# New in St. Louis area



## VonnieK52 (Aug 17, 2008)

Hi friends. Any of you in the St. Louis MO area?


----------



## edwood saucer (Aug 21, 2006)

Hey Vonnie - stick around - you are amongst friends. Others will make themselves apparent. I'm over in Edwardsville.

Tell us about yourself!


----------



## DeadSpider (Feb 3, 2006)

welcome VonnieK52


----------



## pyro (Oct 7, 2006)

hello and welcome -there's afew in your neck of the woods


----------



## Bloodhound (Oct 16, 2007)

Welcome to the forum!


----------



## sharpobject (May 7, 2008)

Hi and welcome. We're all neighbors here.


----------



## Lilly (Jun 13, 2006)

Welcome Vonnie.


----------



## Terrormaster (Sep 27, 2007)

Welcome Vonnie!


----------



## Hellvin (Jul 6, 2008)

Welcome VonnieK52


----------



## NickG (Sep 12, 2006)

welcome aboard!


----------



## Vlad (Aug 2, 2005)

Welcome Vonnie


----------



## slightlymad (May 25, 2006)

Welcome


----------



## Wyatt Furr (Jun 5, 2006)

Howdy and Welcome


----------



## vee-dub (Aug 23, 2008)

Welcome


----------



## dynoflyer (Oct 8, 2006)

Welcome to Haunt Forum, Vonnie!


----------



## Ghostess (Aug 21, 2005)

Welcome!


----------



## Undertaker (Mar 22, 2006)

Hi Vonnie..there are quite a few haunters in the St Louis area.
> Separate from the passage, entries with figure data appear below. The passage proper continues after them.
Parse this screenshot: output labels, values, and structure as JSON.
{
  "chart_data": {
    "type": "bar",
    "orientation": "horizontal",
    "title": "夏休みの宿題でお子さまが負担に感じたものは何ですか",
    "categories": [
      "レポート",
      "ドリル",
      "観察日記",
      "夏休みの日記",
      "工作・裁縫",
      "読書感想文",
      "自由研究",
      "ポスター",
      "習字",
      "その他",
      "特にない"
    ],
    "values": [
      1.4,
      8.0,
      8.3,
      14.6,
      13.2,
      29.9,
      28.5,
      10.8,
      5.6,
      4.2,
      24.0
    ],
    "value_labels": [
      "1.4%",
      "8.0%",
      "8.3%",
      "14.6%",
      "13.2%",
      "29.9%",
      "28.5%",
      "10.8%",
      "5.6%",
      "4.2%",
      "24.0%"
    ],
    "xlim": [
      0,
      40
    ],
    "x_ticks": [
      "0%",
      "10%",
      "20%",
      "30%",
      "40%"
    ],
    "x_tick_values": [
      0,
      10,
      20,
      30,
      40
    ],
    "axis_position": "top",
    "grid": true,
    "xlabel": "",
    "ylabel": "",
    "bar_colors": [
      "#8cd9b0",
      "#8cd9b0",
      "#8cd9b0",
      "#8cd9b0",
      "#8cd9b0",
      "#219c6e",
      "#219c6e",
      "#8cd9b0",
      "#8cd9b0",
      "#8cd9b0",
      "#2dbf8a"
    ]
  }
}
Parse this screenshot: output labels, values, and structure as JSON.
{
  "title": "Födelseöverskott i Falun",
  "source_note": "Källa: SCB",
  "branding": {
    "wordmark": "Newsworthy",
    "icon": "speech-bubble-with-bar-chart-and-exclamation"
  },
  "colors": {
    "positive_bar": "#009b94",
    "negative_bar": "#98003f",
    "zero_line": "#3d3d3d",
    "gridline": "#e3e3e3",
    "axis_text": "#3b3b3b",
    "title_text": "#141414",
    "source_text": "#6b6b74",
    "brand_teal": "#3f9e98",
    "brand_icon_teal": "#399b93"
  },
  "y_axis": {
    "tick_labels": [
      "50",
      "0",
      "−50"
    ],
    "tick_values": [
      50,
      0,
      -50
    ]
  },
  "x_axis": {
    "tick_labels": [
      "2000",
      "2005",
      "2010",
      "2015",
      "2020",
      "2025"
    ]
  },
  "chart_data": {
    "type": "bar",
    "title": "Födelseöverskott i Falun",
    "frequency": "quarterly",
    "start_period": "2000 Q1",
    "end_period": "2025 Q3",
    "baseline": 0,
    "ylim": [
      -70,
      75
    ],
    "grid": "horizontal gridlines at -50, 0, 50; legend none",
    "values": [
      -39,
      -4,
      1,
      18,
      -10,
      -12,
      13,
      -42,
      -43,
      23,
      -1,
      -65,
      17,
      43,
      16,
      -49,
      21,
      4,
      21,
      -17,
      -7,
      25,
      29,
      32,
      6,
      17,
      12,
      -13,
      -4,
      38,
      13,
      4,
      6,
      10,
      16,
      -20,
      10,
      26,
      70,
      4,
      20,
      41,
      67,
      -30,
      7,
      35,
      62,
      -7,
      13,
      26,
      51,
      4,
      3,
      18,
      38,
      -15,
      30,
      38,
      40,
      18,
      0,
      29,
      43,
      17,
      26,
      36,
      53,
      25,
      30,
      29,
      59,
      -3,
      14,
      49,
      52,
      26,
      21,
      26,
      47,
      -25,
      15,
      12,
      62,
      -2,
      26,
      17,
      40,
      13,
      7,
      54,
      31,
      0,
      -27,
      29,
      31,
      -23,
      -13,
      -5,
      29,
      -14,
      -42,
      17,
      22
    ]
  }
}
I'm in Pacific, about 5 miles west of Six Flags, BobO is in Des Peres, Mooch is in Ellisville. We also have Peanut in Springfield and some others scattered around the state.


----------



## Spookineer (Aug 20, 2006)

Welcome to the party!


----------



## Revenant (Mar 17, 2007)

Hiya neighbor!! I'm in North County too... Jennings to be exact. I think I'm the closest to you of anyone on here. Welcome to the best little haunter's forum on the web!


----------



## beelce (Jul 21, 2007)

Welcome to the forum!


----------